De repente meus olhos se abriram e eu despertei...
Minha cabeça doía um pouco e parecia estar pesada. Sentia-me tonta e dolorida, como se estivesse dormido durante vários dias. Como se eu estivesse dopada...Busquei em minhas reminiscências algum vestígio do que poderia ter acontecido, mas foi em vão... Encontrava-me em devaneios de confusão.
Lentamente sentei na cama tentando me situar. Para a minha grande surpresa era um local totalmente desconhecido. Não havia nenhum tipo de iluminação ou barulho, e o silêncio reinava absoluto. Tentei enxergar na escuridão, mas a única coisa que consegui ver foi o contorno de alguns objetos que havia naquele "quarto": um armário, um criado-mudo e a cama. Este lugar é totalmente lúgubre, conclui, e um desespero começou a tomar conta de mim.
Minhas mãos trêmulas passaram pela minha face gélida, num gesto para acordar daquele pesadelo... Mas não era só imaginação minha... era totalmente real! Aquilo me assustou mais ainda. Levantei da cama caminhando por aquele quarto sombrio à procura de alguma elucidação, de alguma porta. Depois de ter andado por uma mínima distância me deparei com uma porta. Minhas mãos ainda trêmulas alcançaram a maçaneta... Num gesto de total desespero tentei abrir, mas nada acontecia. A porta estava trancada! Meus olhos lacrimejavam e agora todo o meu corpo tremia numa reação claustrofóbica.
Tentei socar a porta em gritos de agonia, mas tudo permanecia tétrico... Impassível. Sem saber o que fazer e em total escuridão, engatinhei pelo quarto procurando alguma coisa. Qualquer coisa que pudesse me tirar daquele lugar. Levantei daquele chão puído decepcionada, e fiquei em pé. Parada. Estática.
Angustiada, avistei um ponto de luz um tanto à distância. Guiada por aquela pequena iluminação cheguei até a janela gradeada. Fiquei na ponta dos pés, com as minhas mãos segurando as grades e observei... Inicialmente só via água cercando por todo lado. Forcei um pouco a visão e pude observar que havia um tipo de farol. Era de lá que o ponto de luz originava-se... Artificial e forte, projetando-se na direção daquela janela. Será que havia alguém em algum canto deste local recôndito?
Fiquei ainda ali esperançosa observando... O ponto de luz atingiu uma grande intensidade, e meus olhos sofreram um grande impacto com isso.

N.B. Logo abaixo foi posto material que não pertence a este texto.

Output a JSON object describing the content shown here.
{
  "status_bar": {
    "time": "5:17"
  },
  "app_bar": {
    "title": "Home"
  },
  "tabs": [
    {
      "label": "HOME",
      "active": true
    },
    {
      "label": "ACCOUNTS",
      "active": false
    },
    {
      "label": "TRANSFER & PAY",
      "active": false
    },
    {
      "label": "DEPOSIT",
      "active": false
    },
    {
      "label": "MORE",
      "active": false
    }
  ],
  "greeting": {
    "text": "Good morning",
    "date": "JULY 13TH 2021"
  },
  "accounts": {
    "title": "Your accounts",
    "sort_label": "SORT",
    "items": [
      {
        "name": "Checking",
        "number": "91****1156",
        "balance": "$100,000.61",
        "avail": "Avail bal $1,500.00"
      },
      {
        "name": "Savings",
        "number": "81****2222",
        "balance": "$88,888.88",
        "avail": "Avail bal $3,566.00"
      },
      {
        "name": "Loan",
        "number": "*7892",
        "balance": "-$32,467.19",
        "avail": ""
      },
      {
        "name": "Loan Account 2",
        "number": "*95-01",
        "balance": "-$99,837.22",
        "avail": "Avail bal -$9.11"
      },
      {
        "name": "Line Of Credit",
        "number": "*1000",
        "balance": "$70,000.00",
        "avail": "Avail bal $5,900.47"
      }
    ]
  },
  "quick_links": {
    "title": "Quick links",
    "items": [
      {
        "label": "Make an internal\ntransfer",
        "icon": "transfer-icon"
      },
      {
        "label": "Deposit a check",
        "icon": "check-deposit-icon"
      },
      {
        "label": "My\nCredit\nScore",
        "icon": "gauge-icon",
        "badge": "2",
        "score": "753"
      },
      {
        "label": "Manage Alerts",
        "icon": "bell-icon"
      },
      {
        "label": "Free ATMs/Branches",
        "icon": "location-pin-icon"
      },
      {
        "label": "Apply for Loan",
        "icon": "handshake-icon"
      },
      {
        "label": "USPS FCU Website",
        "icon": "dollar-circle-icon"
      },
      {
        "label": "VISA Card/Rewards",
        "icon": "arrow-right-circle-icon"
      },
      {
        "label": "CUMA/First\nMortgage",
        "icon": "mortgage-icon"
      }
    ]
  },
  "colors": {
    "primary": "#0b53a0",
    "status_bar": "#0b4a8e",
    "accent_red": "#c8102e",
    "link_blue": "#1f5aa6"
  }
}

Não conseguia ver mais nada, estava totalmente cega. Minhas mãos foram se soltando das grades e caí. Bati a cabeça no chão, perdendo todos os meus sentidos...
Não sei por quanto tempo fiquei desacordada. Quando despertei ainda estava no mesmo lugar: no chão. Minha cabeça ribombava de dor. Levantei-me vagarosamente, enquanto abria os olhos meio atormentada. Já podia ver novamente...
O quarto agora estava bem mais iluminado, por alguma fonte de luz de dentro do mesmo. Logo que levantei, avistei no canto um pedaço de espelho... Achei estranho e me agachei para observar. Era pequeno e estava um pouco sujo. Refletia a cama e... Algo mais...
Foquei meus olhos e vi melhor. Era um homem que estava parado do lado da cama. Paralisei... Ele estava em pé, em uma posição ereta e rígida. Suas vestes eram bem simples. Uma sombra encobria parte de sua face e a única coisa que pude observar foi uma pequena cicatriz no canto da boca. Virei rapidamente para encará-lo...
Não estava mais lá. Abismada, fui até onde ele parecia estar... Nada, nenhum vestígio, nenhuma pista. Era como se ele nunca tivesse estado ali. Sentei na cama um pouco atordoada. Tinha até esquecido de que com a iluminação poderia ver melhor o quarto. A presença daquele homem me deixara perturbada.
Agora podia analisar melhor o quarto. O lugar parecia uma prisão. Pude ver melhor o armário e o criado-mudo, bem antiquados por sinal. A porta era totalmente de madeira, somente com uma pequena abertura, que se encontrava fechada. Vi então a fonte de iluminação do quarto: uma vela sob o criado-mudo. Do lado tinha uma bandeja, com um pedaço de pão velho e um copo de água. Mas não estava com muita fome naquele momento...
Com certeza alguém havia entrando lá... Não sei como nem quando, mas sabia que não estava só. Aquele pensamento causou um arrepio, peguei o lençol e me enrolei nele. Com o colchão exposto agora, percebi que havia uma pequena protuberância sobre sua superfície.
Corri meus olhos sobre o quarto, procurando algo que pudesse cortar o colchão, mas nada achei. Lembrei do espelho quebrado, sua ponta era bem afiada. Peguei-o e cortei aquela parte do colchão. Meu susto ao ver o que ele continha foi maior ainda.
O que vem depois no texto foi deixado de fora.